Service began in the 1960s with deployments to the Northern Fleet and patrols in theaters including the Barents Sea and Mediterranean Sea, interacting with NATO units such as NATO Standing Naval Forces Atlantic and carriers like USS Enterprise (CVN-65). Encounters with Western assets were documented in incident reports by the Royal Navy and the United States Sixth Fleet, prompting strategic analyses at institutions like the Congressional Research Service and briefings in WPAFB and GCHQ. Several boats underwent modernization to address sonar and reactor reliability, a process overseen by Sevmash and inspectors from Ministry of Defense (Soviet Union). Accidents and losses during the Cold War prompted inquiries comparable to investigations after K-19 and K-129 incidents, influencing safety protocols at the Russian Navy successor organizations after 1991.

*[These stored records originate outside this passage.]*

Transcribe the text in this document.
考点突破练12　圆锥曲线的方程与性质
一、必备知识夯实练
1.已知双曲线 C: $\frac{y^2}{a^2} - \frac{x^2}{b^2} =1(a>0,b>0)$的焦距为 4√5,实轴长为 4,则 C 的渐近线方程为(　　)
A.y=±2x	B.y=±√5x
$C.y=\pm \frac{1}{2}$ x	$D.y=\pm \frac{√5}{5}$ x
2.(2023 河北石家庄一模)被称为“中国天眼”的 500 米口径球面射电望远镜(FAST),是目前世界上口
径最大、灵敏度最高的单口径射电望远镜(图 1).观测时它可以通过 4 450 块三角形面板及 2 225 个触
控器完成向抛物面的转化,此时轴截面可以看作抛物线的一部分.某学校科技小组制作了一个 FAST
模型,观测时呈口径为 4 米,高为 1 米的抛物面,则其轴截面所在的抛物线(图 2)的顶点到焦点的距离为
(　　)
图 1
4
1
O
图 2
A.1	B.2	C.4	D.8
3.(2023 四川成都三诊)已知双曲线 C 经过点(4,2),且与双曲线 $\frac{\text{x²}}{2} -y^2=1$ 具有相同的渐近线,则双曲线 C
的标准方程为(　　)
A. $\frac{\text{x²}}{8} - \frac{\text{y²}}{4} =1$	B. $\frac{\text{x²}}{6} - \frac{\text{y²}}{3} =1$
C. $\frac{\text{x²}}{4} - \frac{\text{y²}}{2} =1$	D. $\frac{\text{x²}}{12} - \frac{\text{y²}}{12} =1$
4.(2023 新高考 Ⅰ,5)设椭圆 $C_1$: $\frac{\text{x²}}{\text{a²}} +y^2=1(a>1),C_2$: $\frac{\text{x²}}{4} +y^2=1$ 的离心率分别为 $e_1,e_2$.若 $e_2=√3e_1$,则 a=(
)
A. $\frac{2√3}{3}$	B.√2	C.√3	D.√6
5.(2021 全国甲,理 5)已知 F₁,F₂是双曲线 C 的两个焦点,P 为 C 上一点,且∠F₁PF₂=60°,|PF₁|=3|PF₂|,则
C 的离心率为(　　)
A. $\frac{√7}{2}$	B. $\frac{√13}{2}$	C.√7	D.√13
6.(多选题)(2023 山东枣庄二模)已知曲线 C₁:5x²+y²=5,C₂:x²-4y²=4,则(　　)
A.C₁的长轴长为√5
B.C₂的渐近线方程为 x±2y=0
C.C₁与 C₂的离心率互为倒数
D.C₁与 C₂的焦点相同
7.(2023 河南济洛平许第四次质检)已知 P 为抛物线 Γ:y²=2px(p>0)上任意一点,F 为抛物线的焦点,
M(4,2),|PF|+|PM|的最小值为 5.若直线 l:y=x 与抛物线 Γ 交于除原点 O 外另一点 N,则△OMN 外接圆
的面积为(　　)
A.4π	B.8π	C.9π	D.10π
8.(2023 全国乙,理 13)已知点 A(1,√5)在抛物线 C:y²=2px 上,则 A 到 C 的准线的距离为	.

The program produced subtypes differing in reactor plants, acoustic treatments, and weapon suites, reflecting influence from design bureaus including Malakhit and Lazurit. Modifications paralleled developmental forks seen in Project 705 and Project 667 series programs, with later refits targeting improvements similar to those applied to Victor-class submarine boats. Experimental conversions tested sonar prototypes from the Central Naval Research Institute and noise-reduction technologies trialed by the Soviet Academy of Sciences.

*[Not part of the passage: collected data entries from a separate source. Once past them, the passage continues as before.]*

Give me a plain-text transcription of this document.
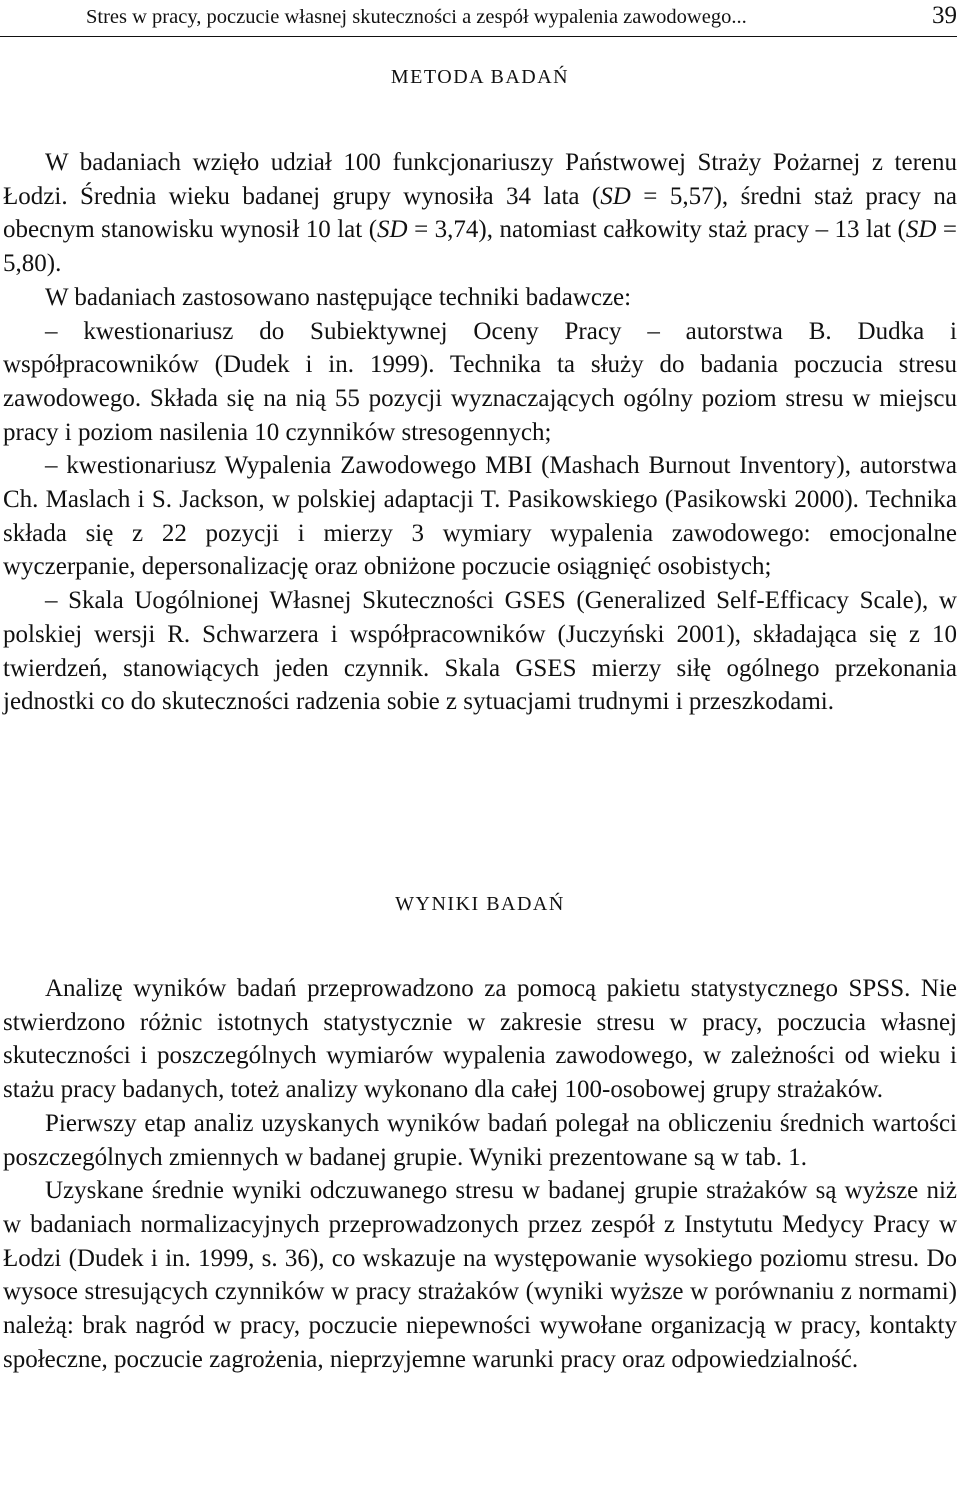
Stres w pracy, poczucie własnej skuteczności a zespół wypalenia zawodowego...	39
METODA BADAŃ

W badaniach wzięło udział 100 funkcjonariuszy Państwowej Straży Pożarnej z terenu Łodzi. Średnia wieku badanej grupy wynosiła 34 lata (SD = 5,57), średni staż pracy na obecnym stanowisku wynosił 10 lat (SD = 3,74), natomiast całkowity staż pracy – 13 lat (SD = 5,80).

W badaniach zastosowano następujące techniki badawcze:

– kwestionariusz do Subiektywnej Oceny Pracy – autorstwa B. Dudka i współpracowników (Dudek i in. 1999). Technika ta służy do badania poczucia stresu zawodowego. Składa się na nią 55 pozycji wyznaczających ogólny poziom stresu w miejscu pracy i poziom nasilenia 10 czynników stresogennych;

– kwestionariusz Wypalenia Zawodowego MBI (Mashach Burnout Inventory), autorstwa Ch. Maslach i S. Jackson, w polskiej adaptacji T. Pasikowskiego (Pasikowski 2000). Technika składa się z 22 pozycji i mierzy 3 wymiary wypalenia zawodowego: emocjonalne wyczerpanie, depersonalizację oraz obniżone poczucie osiągnięć osobistych;

– Skala Uogólnionej Własnej Skuteczności GSES (Generalized Self-Efficacy Scale), w polskiej wersji R. Schwarzera i współpracowników (Juczyński 2001), składająca się z 10 twierdzeń, stanowiących jeden czynnik. Skala GSES mierzy siłę ogólnego przekonania jednostki co do skuteczności radzenia sobie z sytuacjami trudnymi i przeszkodami.

WYNIKI BADAŃ

Analizę wyników badań przeprowadzono za pomocą pakietu statystycznego SPSS. Nie stwierdzono różnic istotnych statystycznie w zakresie stresu w pracy, poczucia własnej skuteczności i poszczególnych wymiarów wypalenia zawodowego, w zależności od wieku i stażu pracy badanych, toteż analizy wykonano dla całej 100-osobowej grupy strażaków.

Pierwszy etap analiz uzyskanych wyników badań polegał na obliczeniu średnich wartości poszczególnych zmiennych w badanej grupie. Wyniki prezentowane są w tab. 1.

Uzyskane średnie wyniki odczuwanego stresu w badanej grupie strażaków są wyższe niż w badaniach normalizacyjnych przeprowadzonych przez zespół z Instytutu Medycy Pracy w Łodzi (Dudek i in. 1999, s. 36), co wskazuje na występowanie wysokiego poziomu stresu. Do wysoce stresujących czynników w pracy strażaków (wyniki wyższe w porównaniu z normami) należą: brak nagród w pracy, poczucie niepewności wywołane organizacją w pracy, kontakty społeczne, poczucie zagrożenia, nieprzyjemne warunki pracy oraz odpowiedzialność.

Deployments concentrated in Soviet Pacific Fleet and Northern Fleet theaters, with patrol patterns around choke points such as the GIUK gap and passages near Kuril Islands. Operations supported broader Soviet naval strategy articulated by Admiral Sergei Gorshkov and were integrated into tasking alongside surface combatants from fleets including the Black Sea Fleet and units of the Baltic Fleet. Training and crew rotation involved establishments like the Higher Naval School and training centers influenced by doctrine from Frunze Academy instructors. Decommissioning accelerated after the Dissolution of the Soviet Union (1991) with assets paid off under programs administered by the Ministry of Defense of the Russian Federation and shipbreaking conducted at yards such as Sevmash and private contractors contracted under State Committee for Science and Technology guidelines.

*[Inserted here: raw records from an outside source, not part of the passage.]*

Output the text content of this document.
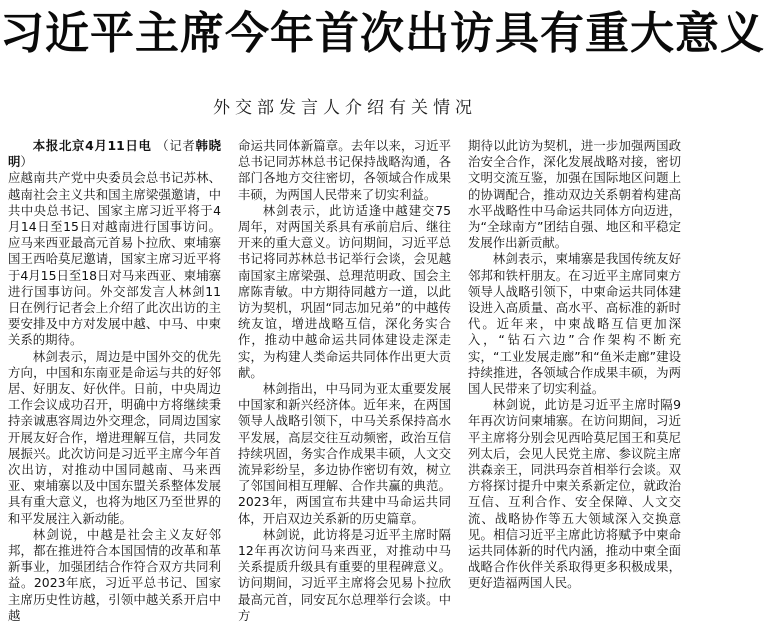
习近平主席今年首次出访具有重大意义
外交部发言人介绍有关情况

本报北京4月11日电 （记者韩晓明）

应越南共产党中央委员会总书记苏林、越南社会主义共和国主席梁强邀请，中共中央总书记、国家主席习近平将于4月14日至15日对越南进行国事访问。应马来西亚最高元首易卜拉欣、柬埔寨国王西哈莫尼邀请，国家主席习近平将于4月15日至18日对马来西亚、柬埔寨进行国事访问。外交部发言人林剑11日在例行记者会上介绍了此次出访的主要安排及中方对发展中越、中马、中柬关系的期待。

林剑表示，周边是中国外交的优先方向，中国和东南亚是命运与共的好邻居、好朋友、好伙伴。日前，中央周边工作会议成功召开，明确中方将继续秉持亲诚惠容周边外交理念，同周边国家开展友好合作，增进理解互信，共同发展振兴。此次访问是习近平主席今年首次出访，对推动中国同越南、马来西亚、柬埔寨以及中国东盟关系整体发展具有重大意义，也将为地区乃至世界的和平发展注入新动能。

林剑说，中越是社会主义友好邻邦，都在推进符合本国国情的改革和革新事业，加强团结合作符合双方共同利益。2023年底，习近平总书记、国家主席历史性访越，引领中越关系开启中越

命运共同体新篇章。去年以来，习近平总书记同苏林总书记保持战略沟通，各部门各地方交往密切，各领域合作成果丰硕，为两国人民带来了切实利益。

林剑表示，此访适逢中越建交75周年，对两国关系具有承前启后、继往开来的重大意义。访问期间，习近平总书记将同苏林总书记举行会谈，会见越南国家主席梁强、总理范明政、国会主席陈青敏。中方期待同越方一道，以此访为契机，巩固“同志加兄弟”的中越传统友谊，增进战略互信，深化务实合作，推动中越命运共同体建设走深走实，为构建人类命运共同体作出更大贡献。

林剑指出，中马同为亚太重要发展中国家和新兴经济体。近年来，在两国领导人战略引领下，中马关系保持高水平发展，高层交往互动频密，政治互信持续巩固，务实合作成果丰硕，人文交流异彩纷呈，多边协作密切有效，树立了邻国间相互理解、合作共赢的典范。2023年，两国宣布共建中马命运共同体，开启双边关系新的历史篇章。

林剑说，此访将是习近平主席时隔12年再次访问马来西亚，对推动中马关系提质升级具有重要的里程碑意义。访问期间，习近平主席将会见易卜拉欣最高元首，同安瓦尔总理举行会谈。中方

期待以此访为契机，进一步加强两国政治安全合作，深化发展战略对接，密切文明交流互鉴，加强在国际地区问题上的协调配合，推动双边关系朝着构建高水平战略性中马命运共同体方向迈进，为“全球南方”团结自强、地区和平稳定发展作出新贡献。

林剑表示，柬埔寨是我国传统友好邻邦和铁杆朋友。在习近平主席同柬方领导人战略引领下，中柬命运共同体建设进入高质量、高水平、高标准的新时代。近年来，中柬战略互信更加深入，“钻石六边”合作架构不断充实，“工业发展走廊”和“鱼米走廊”建设持续推进，各领域合作成果丰硕，为两国人民带来了切实利益。

林剑说，此访是习近平主席时隔9年再次访问柬埔寨。在访问期间，习近平主席将分别会见西哈莫尼国王和莫尼列太后，会见人民党主席、参议院主席洪森亲王，同洪玛奈首相举行会谈。双方将探讨提升中柬关系新定位，就政治互信、互利合作、安全保障、人文交流、战略协作等五大领域深入交换意见。相信习近平主席此访将赋予中柬命运共同体新的时代内涵，推动中柬全面战略合作伙伴关系取得更多积极成果，更好造福两国人民。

Analysts at RAND Corporation, Center for Strategic and International Studies, and Western naval staffs assessed the program's impact on antisubmarine warfare and force structure debates in studies influenced by events including the Cuban Missile Crisis and subsequent Cold War maritime tension. The class informed Soviet design philosophy incorporated into successors like Victor-class submarine and Akula-class submarine programs, and its operational record contributed to NATO tactics developed by entities such as the Allied Maritime Command. Historical treatments appear in works published by authors affiliated with Naval Institute Press and academic centers including King's College London and Harvard Kennedy School military studies, which compare the class to contemporaries like USS Nautilus (SSN-571) and Tench-class submarine boats. The program's technical lessons influenced post‑Cold War submarine initiatives within Russian Navy procurement and were cited in retrospectives by institutes such as the Institute of World Economy and International Relations.